What to Expect in a Postwar Syrian ‘Assadistan’
President Assad of Syria and his backers took control of the political situation in Syria by turning the tide in their favor on the battlefield. It appears more likely than ever that the Assad regime is here to stay on at least some Syrian territory, and Western leaders seem to be warming up to the idea. So how did the Syrian president improve his appeal after murdering hundreds of thousands of his own citizens? And what would a post-war Assadistan look like?
The president of Syria, who has dealt with his people so brutally that he has become an advertising tool for Sunni jihadists, has rehabilitated his image in the West in two ways.
First, the Syrian regime and its backers declared all opponents of the regime to be Sunni “terrorists” and then turned them into terrorists. At the outset of the Arab Spring, Assad’s media outlets decried opponents of the regime as religious radicals while security forces took ruthless action against them (and released jihadist radicals from prison to co-opt the uprising) in order to radicalize opposition groups. Initially, most Western observers dismissed the early labeling of rebels as terrorists to be little more than regime propaganda.
The rise of ISIS has changed everything. The relative appeal of the actors in the Syrian civil war was no longer evaluated on democratic tendencies and Western orientation, as the United States and its allies realized the urgency of the threat and could no longer depend on the success of small programs to vet and train a few dozen troops. They needed to consider which groups had both the desire and the ability to beat ISIS. The fact that in many senses Assad’s sectarian policies and brutality had created and fueled ISIS was ignored in favor of the short-term need to defeat the latter. Likewise, pragmatic local cooperation between Assad and ISIS in electric plants and oil refineries was overlooked in favor of highlighting the ideological clash between the Baathist Alawite regime and the Salafi jihadi rebels (after all, when have we ever seen cooperation like that before?). Thus, the Assad regime and its Shia backers seemed like perfect partners to fight radical Sunni groups that posed a growing threat to Western interests at home and abroad.
In the context of ISIS, it was only too easy for Putin to act as Assad’s hype man. At the United Nations General Assembly in September the Russian president said, “We think it is an enormous mistake to refuse to cooperate with the Syrian government and its armed forces, who are valiantly fighting terrorism face to face.” Putin has repeated variations of this propaganda piece countless times, though John Kerry claims the Russians disproportionately targeted legitimate opposition groups. Yet, somehow it even seeped into the intelligence community’s 2016 Worldwide Threat Assessment explanation that “Moscow's growing concern about ISIL and other extremists has led to direct intervention on the side of Bashar al-Asad's regime and efforts to achieve a political resolution to the Syrian conflict on Russia's terms.”

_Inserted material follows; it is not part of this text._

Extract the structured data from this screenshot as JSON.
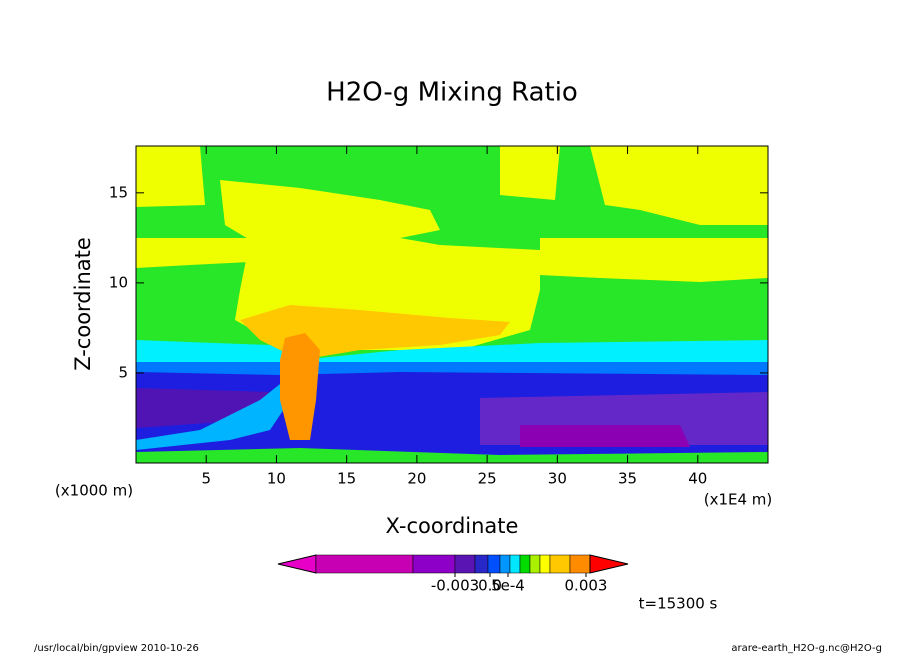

Second, Assad made non-jihadist opposition groups seem incompetent. Since the outbreak of the full-blown civil war, the regime’s strategy has been to prevent rebel groups from achieving any sort of success in providing services that would legitimize them as alternatives to Assad and ISIS in the eyes of the Syrian people and the international community.
In eastern Aleppo in 2013, the opposition established a functional government with the help of local and provincial councils. The regime-held areas of the city emptied as Syrians flocked to rebel territory. Seeing this threat to his positioning as Syria’s most effective ruler, Assad did not launch an invasion or air strike on military targets, but indiscriminately rained down barrel bombs that made eastern Aleppo unlivable and caused hundreds of thousands to seek refuge elsewhere.
The story of eastern Aleppo is not an isolated incident, but rather is part of a strategy that targets civilian populations and infrastructure in rebel-controlled areas. Assad's forces have a clear pattern of attacking non-military institutions that meet basic needs like healthcare and food supplies. Without stating the obvious, it is clear that Assad’s strategy has worked and the Syrian regime and ISIS remain the only two forces with any proven ability to govern.